We first met the bobcat last April, when I happened to catch some motion out of the corner of my eye as we were sitting down to dinner. I looked up and saw something large strutting through the field behind the house that was about coyote sized but didn’t move like a coyote. Moreover, I could see that it had a short tail. Bobcat? Lynx? Around here? In a flurry, DH, DS, and visiting DG (Dear Grandpa) hightailed it outside with the camera to see if they could catch a better glimpse. In a flurry, I hightailed it out to the chickens to put them back inside the barn in case our guest was hungry. Meanwhile, DH, DS, and DG got another good look at, and received a good look by, the bobcat over in the field. By the time they reached the field it was going over a little bridge, and when it heard them it turned to appraise them. They could clearly see its white chest and cheek tufts, and when it turned away again they saw the short tail. It was completely unafraid, as befits its feline nature. When we regrouped we were all very excited, but that was that was it as far as any further sightings, until two weeks ago. Again, I caught some motion out of the corner of my eye, and there padding along the top of a stone wall was the bobcat. DS and I watched it from the windows as DH, in a flurry, hightailed it outside with the camera. Alas, it was gone, but our excitement had returned in full force.

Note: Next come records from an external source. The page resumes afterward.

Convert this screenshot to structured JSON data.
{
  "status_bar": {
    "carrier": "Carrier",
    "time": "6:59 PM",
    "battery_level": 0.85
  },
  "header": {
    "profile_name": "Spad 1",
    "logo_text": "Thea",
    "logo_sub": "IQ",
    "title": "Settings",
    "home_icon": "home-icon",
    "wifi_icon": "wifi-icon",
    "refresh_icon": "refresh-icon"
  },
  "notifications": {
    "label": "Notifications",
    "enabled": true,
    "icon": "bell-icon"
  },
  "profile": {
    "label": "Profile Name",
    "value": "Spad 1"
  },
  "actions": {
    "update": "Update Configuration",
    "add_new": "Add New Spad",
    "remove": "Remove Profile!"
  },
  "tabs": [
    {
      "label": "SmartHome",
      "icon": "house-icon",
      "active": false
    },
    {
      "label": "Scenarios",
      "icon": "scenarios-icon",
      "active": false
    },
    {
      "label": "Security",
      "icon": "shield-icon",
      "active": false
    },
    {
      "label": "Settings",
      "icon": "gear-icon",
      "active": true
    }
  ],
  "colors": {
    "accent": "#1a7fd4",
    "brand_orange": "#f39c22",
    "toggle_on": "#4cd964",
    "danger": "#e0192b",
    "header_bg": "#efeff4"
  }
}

The first order of business was to get the game camera set up. We stationed it so that it had a view of the stone wall, which we knew to be a favorite predator highway before the second bobcat sighting. We even put out an old piece of liver to sweeten the enticement to pose. Alas, we need to make adjustments to the camera’s shutter speed because something with a large, furry behind ate the liver but managed to evade more specific photographic capture. (We think it was the raccoon from the previous post.) We did, however, get some pretty hilarious rodent photobombs:
“I am a noble beast, too!”
“You were perhaps expecting a bobcat? Sucker!”
We also caught a coyote, exiting right (stupid shutter speed):
“Here’s my gorgeous tail! Take that, BOBcat!”
The second order of business was to do some further research about bobcats. One thing we learned is that bobcats pick certain trees to scratch as both a territory marker and also just to keep their claws in shape, so I went out to take a look. I found this:
It’s a bit hard to tell in the photo, but there are vertical grooves in the wood, unlike where a buck would rub his antlers, which tends to leave smooth wood. So, this may be a scratching post, or it may not.
We then moved the camera to another known wildlife crossing point and put out more bait. Again, thanks to shutter speed issues we don’t know who made the bait disappear completely despite a roaring rain storm. We did, however, capture another coyote exiting right, and another indignant deer:
Our lack of sightings was partially made up for, however, by what seems to have been a very loud bobcat sound in the woods the other evening, during DS’s bedtime. Bobcats are most famous for the sound that males make when they’re arguing about breeding rights — people say it sounds like a human screaming — but they also growl and make other assorted noises. What we heard was very much like the sound at 16 seconds in to this recording (click the link, scroll down to the first of two audio files embedded in the page).
So that is where our current attempts to “capture” our new resident stand. Hopefully a rejiggered camera will bring some success and we can get a nice mug shot of a furry bobcat face. Meanwhile, Cookies has something to say about my attempts at making contact with his wild cousin:
“You went bobcat hunting and didn’t bring me along as translator????”